To detect the protein responsible for the caspase-1–like activity, we developed a biotinylated inhibitor blot analysis with an irreversible caspase-1 inhibitor, biotin-YVAD-fmk (Figure 8B). In this analysis, an enzyme that conjugates with the inhibitor becomes visible on the blot with streptavidin-conjugated horseradish peroxidase. Three major bands of 38, 35, and 30 kD were detected on the blot of the extract from developing wild-type seeds with a torpedo-shaped embryo (Figure 8B, lane 1). We examined the competitive effects of various inhibitors on in vitro formation of the enzyme inhibitor complex with extracts from seeds (Figure 8B, lanes 2 to 6). When 0.2 or 1.0 mM Ac-YVAD-CHO was added as a competitor with biotin-YVAD-fmk, the 38-kD band completely disappeared on the blot, but the 35- and 30-kD bands did not disappear (Figure 8B, lanes 5 and 6). This result indicates that the protein that has caspase-1–like activity is a 38-kD protein and that the other two bands are nonspecific. The 38-kD band is consistent with the molecular mass of δVPE (Figure 8C). This suggests that the caspase-1–like activity is due to δVPE. To examine this possibility, an extract from wild-type or δvpe-1 developing seeds with a torpedo-shaped embryo was subjected to a biotinylated inhibitor blot analysis (Figure 8D) and an immunoblot analysis (Figure 8E). In the biotinylated inhibitor blot analysis, as in the immunoblot analysis, a 38-kD band was detected in the extract from wild-type seeds, but not in the extract from δvpe-1 seeds. These results indicate that the 38-kD protein is δVPE and that δVPE is an authentic proteinase exhibiting caspase-1–like activity that appears in association with the cell death of the inner integument.

DISCUSSION

δVPE Is Involved in Cell Death during Seed Coat Formation

The Arabidopsis seed coat just after fertilization consists of an outer integument made up of two cell layers and an inner integument made up of three layers. After desiccation of the matured seeds, the seed coat consists of one-cell-layered outer integument and one-cell-layered inner integument (ii1). The ii1 layer accumulates pigments (Devic et al., 1999). The elimination of the cell layers (ii2 and ii3) of the inner integument starts at the heart-shaped-embryo stage in Arabidopsis (Figure 4) as reported in Brassica napus (Wan et al., 2002). Cell shrinkage and vacuolar disruption occur in these layers at the early stage of seed development (Figure 6). DNA fragmentation, a typical feature of animal apoptosis, was detected in the inner integument of B. napus at an early stage of seed development with DAPI stain and a terminal deoxynucleotidyltransferase-mediated dUTP-biotin nick end labeling assay (Wan et al., 2002). We found that degradation of the nuclei of the ii2 and ii3 cell layers of developing Arabidopsis wild-type seeds occurred during an early seed development (Figure 5). These results show that the cell death to eliminate the inner integument cell layers is programmed during seed development. Our findings clearly show that δVPE is specifically and transiently expressed in the cell layers of the inner integument that are eliminated (Figure 2) and that δVPE deficiency delays the targeted cell death and nuclear degradation in the ii2 and ii3 cell layers of the inner integument (Figures 4 to 656). We obtained two δvpe mutants, δvpe-1 and δvpe-4, neither of which expressed the δVPE protein in developing seeds (Figure 1C). Both mutants exhibited the identical phenotype of disintegration of the ii2 and ii3 cell layers. Therefore, δVPE is a key player in the developmental cell death of the outer two cell layers, which occurs during seed coat formation.

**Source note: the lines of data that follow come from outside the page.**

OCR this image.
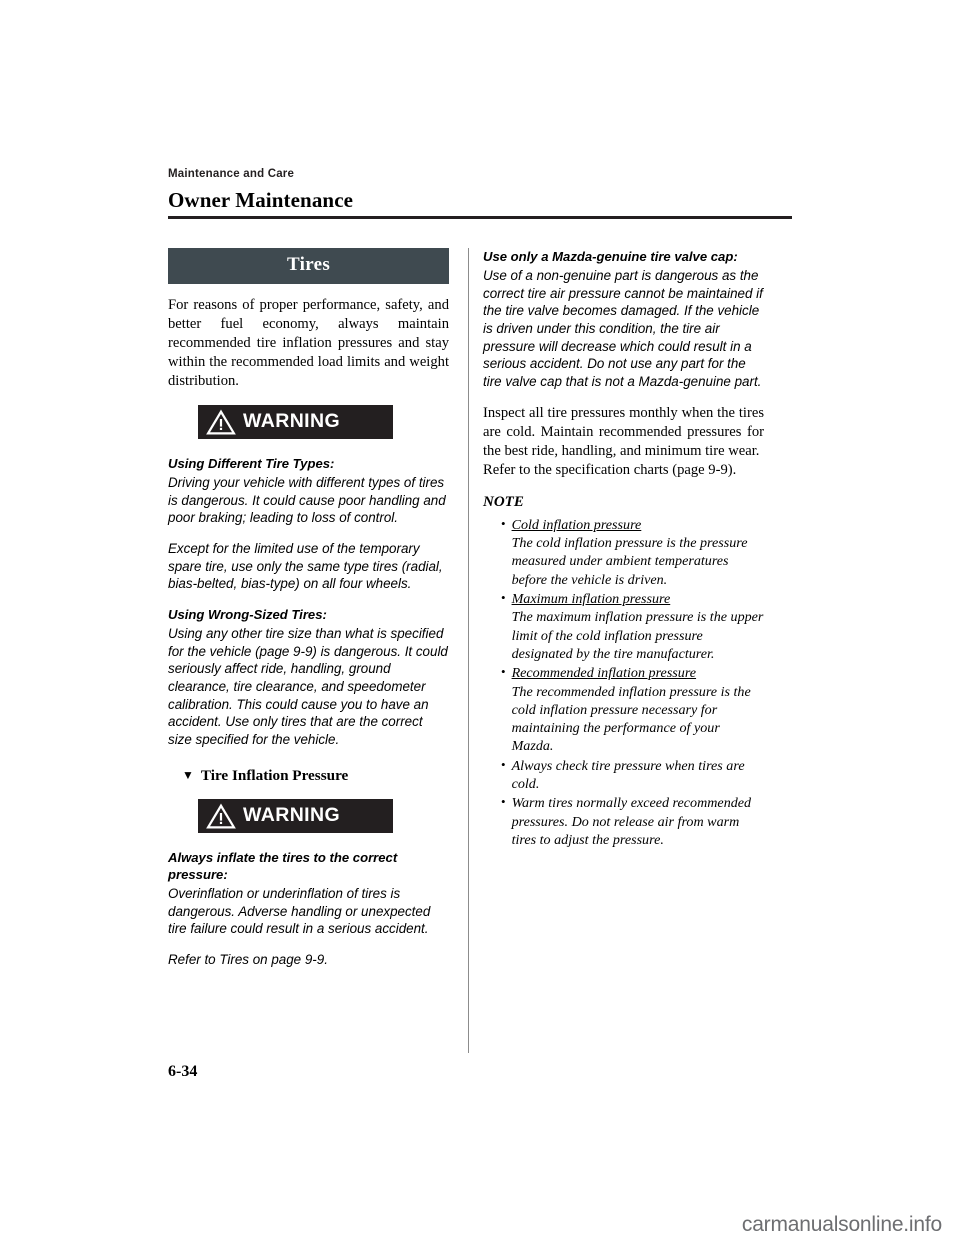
Maintenance and Care
Owner Maintenance
Tires

For reasons of proper performance, safety, and better fuel economy, always maintain recommended tire inflation pressures and stay within the recommended load limits and weight distribution.

WARNING
Using Different Tire Types:

Driving your vehicle with different types of tires is dangerous. It could cause poor handling and poor braking; leading to loss of control.

Except for the limited use of the temporary spare tire, use only the same type tires (radial, bias-belted, bias-type) on all four wheels.

Using Wrong-Sized Tires:

Using any other tire size than what is specified for the vehicle (page 9-9) is dangerous. It could seriously affect ride, handling, ground clearance, tire clearance, and speedometer calibration. This could cause you to have an accident. Use only tires that are the correct size specified for the vehicle.

▼ Tire Inflation Pressure
WARNING
Always inflate the tires to the correct pressure:

Overinflation or underinflation of tires is dangerous. Adverse handling or unexpected tire failure could result in a serious accident.

Refer to Tires on page 9-9.

Use only a Mazda-genuine tire valve cap:

Use of a non-genuine part is dangerous as the correct tire air pressure cannot be maintained if the tire valve becomes damaged. If the vehicle is driven under this condition, the tire air pressure will decrease which could result in a serious accident. Do not use any part for the tire valve cap that is not a Mazda-genuine part.

Inspect all tire pressures monthly when the tires are cold. Maintain recommended pressures for the best ride, handling, and minimum tire wear.

Refer to the specification charts (page 9-9).

NOTE
• Cold inflation pressure
The cold inflation pressure is the pressure measured under ambient temperatures before the vehicle is driven.
• Maximum inflation pressure
The maximum inflation pressure is the upper limit of the cold inflation pressure designated by the tire manufacturer.
• Recommended inflation pressure
The recommended inflation pressure is the cold inflation pressure necessary for maintaining the performance of your Mazda.
• Always check tire pressure when tires are cold.
• Warm tires normally exceed recommended pressures. Do not release air from warm tires to adjust the pressure.
6-34
carmanualsonline.info
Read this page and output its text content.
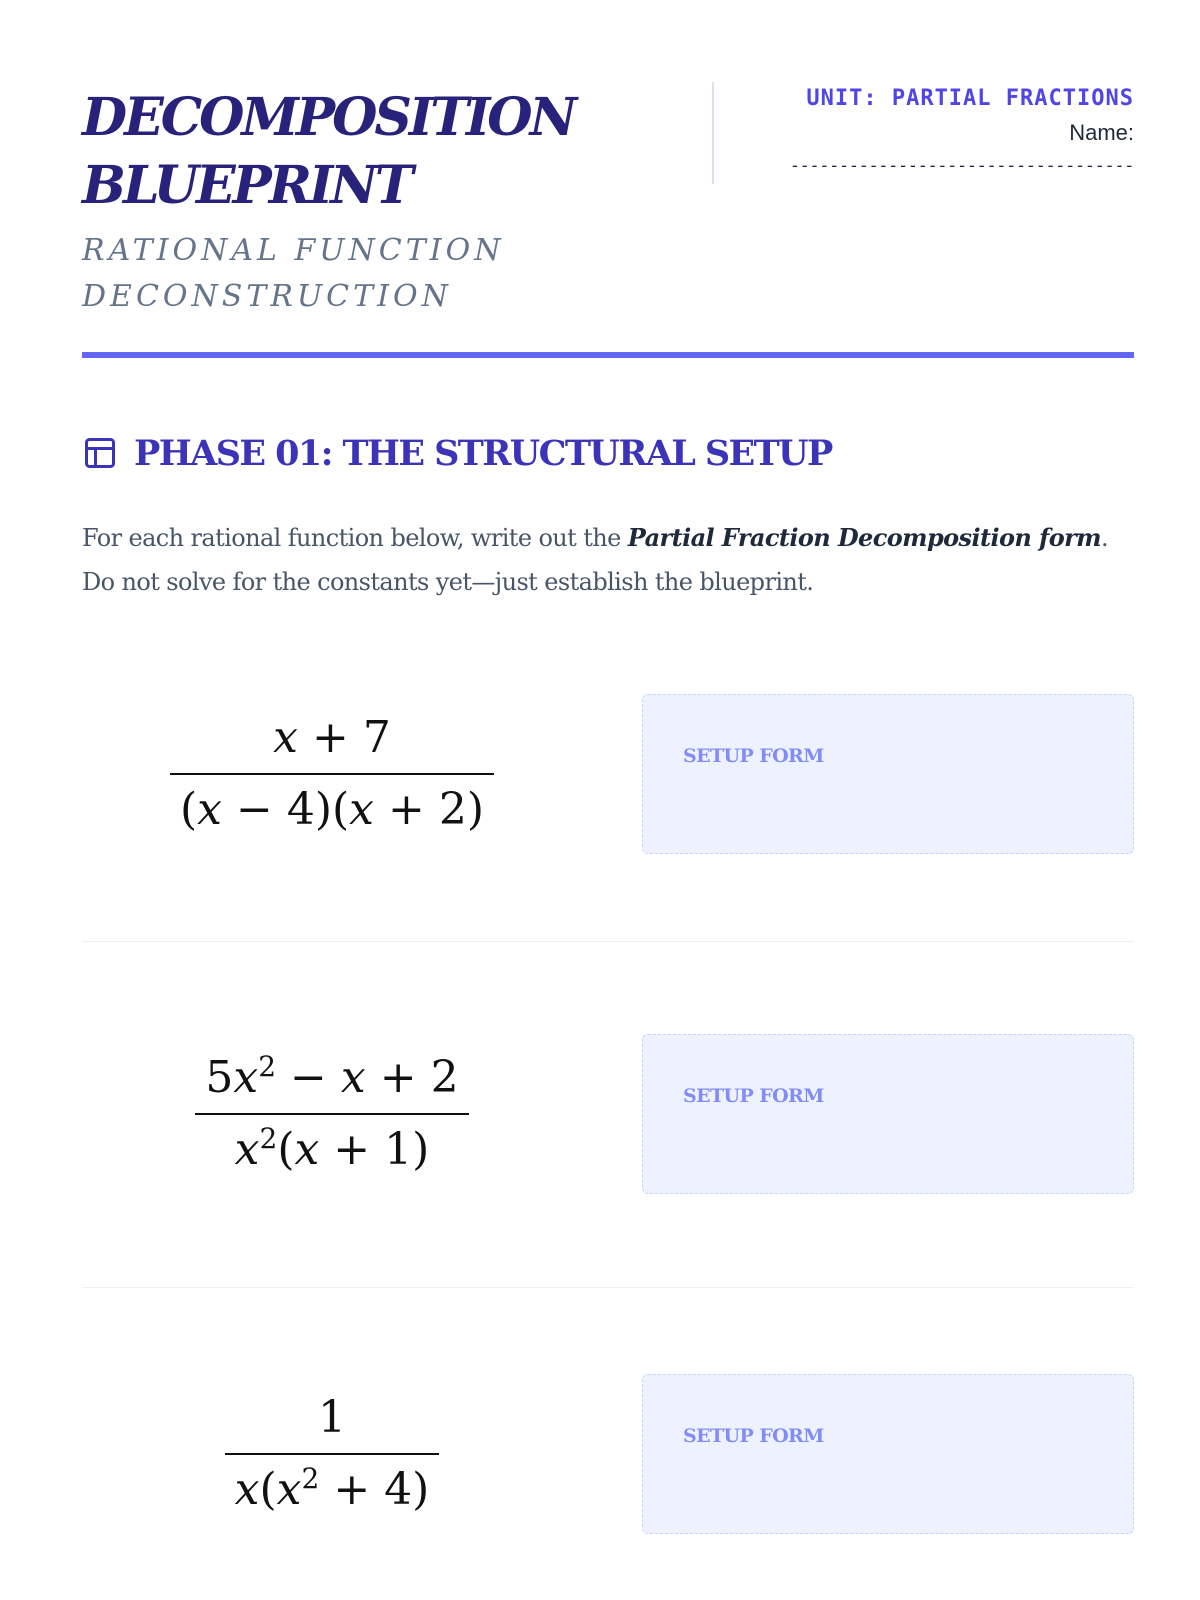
DECOMPOSITION
BLUEPRINT
RATIONAL FUNCTION
DECONSTRUCTION
UNIT: PARTIAL FRACTIONS
Name:
-----------------------------------
PHASE 01: THE STRUCTURAL SETUP
For each rational function below, write out the Partial Fraction Decomposition form. Do not solve for the constants yet—just establish the blueprint.
$\frac{x + 7}{(x - 4)(x + 2)}$	SETUP FORM
$\frac{5x^2 - x + 2}{x^2(x + 1)}$	SETUP FORM
$\frac{1}{x(x^2 + 4)}$	SETUP FORM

We observed that the inner integuments of the δvpe single mutant and VPE-null mutant were finally diminished at the full-sized-embryo stage, resulting in formation of thin seed coats in the dry seeds (data not shown). It is possible that the compression of the seed coats at the final stage is caused by necrotic cell death as a result of mechanical pressure by growing embryo and desiccation of seeds, rather than programmed cell death. There is no difference in the physical appearances of the dry seeds between δvpe mutants and the wild type. δVPE deficiency did not affect seed dormancy or germination (data not shown).

Caspase-1–Like Activity of δVPE

Some regulatory mechanisms that underlie programmed cell death are thought to be conserved in plants and animals, and many studies have provided evidence that programmed cell death in both kingdoms shares components that include activities of caspases. Caspase-1–like activity has been detected in Arabidopsis suspension cultured cells during nitric oxide–induced cell death (Clarke et al., 2000) and in tobacco BY-2 cells during isopentenyladenosine-induced apoptosis (Mlejnek and Prochazka, 2002). Caspase-3–like activity has been detected in tobacco suspension cells during heat shock–induced apoptosis (Tian et al., 2000) and in embryonic suspension cells of barley (Hordeum vulgare) (Korthout et al., 2000). Both caspase-1– and caspase-3–like activities were observed in tomato suspension cells during chemically induced apoptosis (De Jong et al., 2000). Both caspase-1 and caspase-3 inhibitors abolish cell death in various plants (del Pozo and Lam, 1998; Clarke et al., 2000; De Jong et al., 2000; Korthout et al., 2000). A caspase-1 inhibitor abolished the DNA laddering induced by carrot (Daucus carota) cell extracts (Zhao et al., 1999), and a caspase-3 inhibitor abolished the DNA laddering during cell death induced by menadione in tobacco protoplasts (Sun et al., 1999).Together, these results indicate that caspase activity is also involved in programmed cell death of plants.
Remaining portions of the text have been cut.